Background
Machine learning sustains successful application to many diagnostic and prognostic problems in computational histopathology. Yet, few efforts have been made to model gene expression from histopathology. This study proposes a methodology which predicts selected gene expression values (microarray) from haematoxylin and eosin whole-slide images as an intermediate data modality to identify fulminant-like pulmonary tuberculosis ('supersusceptible') in an experimentally infected cohort of Diversity Outbred mice (n=77).
Methods
Gradient-boosted trees were utilized as a novel feature selector to identify gene transcripts predictive of fulminant-like pulmonary tuberculosis. A novel attention-based multiple instance learning model for regression was used to predict selected genes' expression from whole-slide images. Gene expression predictions were shown to be sufficiently replicated to identify supersusceptible mice using gradient-boosted trees trained on ground truth gene expression data.
Findings
The model was accurate, showing high positive correlations with ground truth gene expression on both cross-validation (
n
= 77, 0.63 ≤ ρ ≤ 0.84) and external testing sets (
n
= 33, 0.65 ≤ ρ ≤ 0.84).
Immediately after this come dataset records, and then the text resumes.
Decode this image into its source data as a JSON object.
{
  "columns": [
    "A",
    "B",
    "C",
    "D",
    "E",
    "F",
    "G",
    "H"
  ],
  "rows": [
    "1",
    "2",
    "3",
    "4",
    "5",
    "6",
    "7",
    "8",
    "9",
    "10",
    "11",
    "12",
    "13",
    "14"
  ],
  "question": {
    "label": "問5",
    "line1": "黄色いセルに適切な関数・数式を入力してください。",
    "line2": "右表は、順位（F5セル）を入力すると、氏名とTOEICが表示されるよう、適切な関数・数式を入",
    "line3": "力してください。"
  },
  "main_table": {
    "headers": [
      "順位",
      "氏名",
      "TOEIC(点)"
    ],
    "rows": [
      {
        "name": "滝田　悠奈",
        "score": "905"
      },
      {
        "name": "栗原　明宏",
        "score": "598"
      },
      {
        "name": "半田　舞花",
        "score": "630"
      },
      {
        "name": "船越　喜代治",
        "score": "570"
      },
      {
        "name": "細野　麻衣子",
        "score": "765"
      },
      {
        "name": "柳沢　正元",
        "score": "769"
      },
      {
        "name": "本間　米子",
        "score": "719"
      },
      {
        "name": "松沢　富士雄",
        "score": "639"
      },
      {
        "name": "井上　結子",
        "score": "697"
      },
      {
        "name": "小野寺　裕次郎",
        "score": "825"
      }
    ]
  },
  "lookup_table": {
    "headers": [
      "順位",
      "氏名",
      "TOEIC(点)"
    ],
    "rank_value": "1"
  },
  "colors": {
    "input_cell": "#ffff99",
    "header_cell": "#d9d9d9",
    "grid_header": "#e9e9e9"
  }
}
The sensitivity and specificity for gene expression predictions to identify supersusceptible mice (
n
=77) were 0.88 and 0.95, respectively, and for an external set of mice (n=33) 0.88 and 0.93, respectively.
Implications
Our methodology maps histopathology to gene expression with sufficient accuracy to predict a clinical outcome. The proposed methodology exemplifies a computational template for gene expression panels, in which relatively inexpensive and widely available tissue histopathology may be mapped to specific genes' expression to serve as a diagnostic or prognostic tool.
Funding
National Institutes of Health and American Lung Association.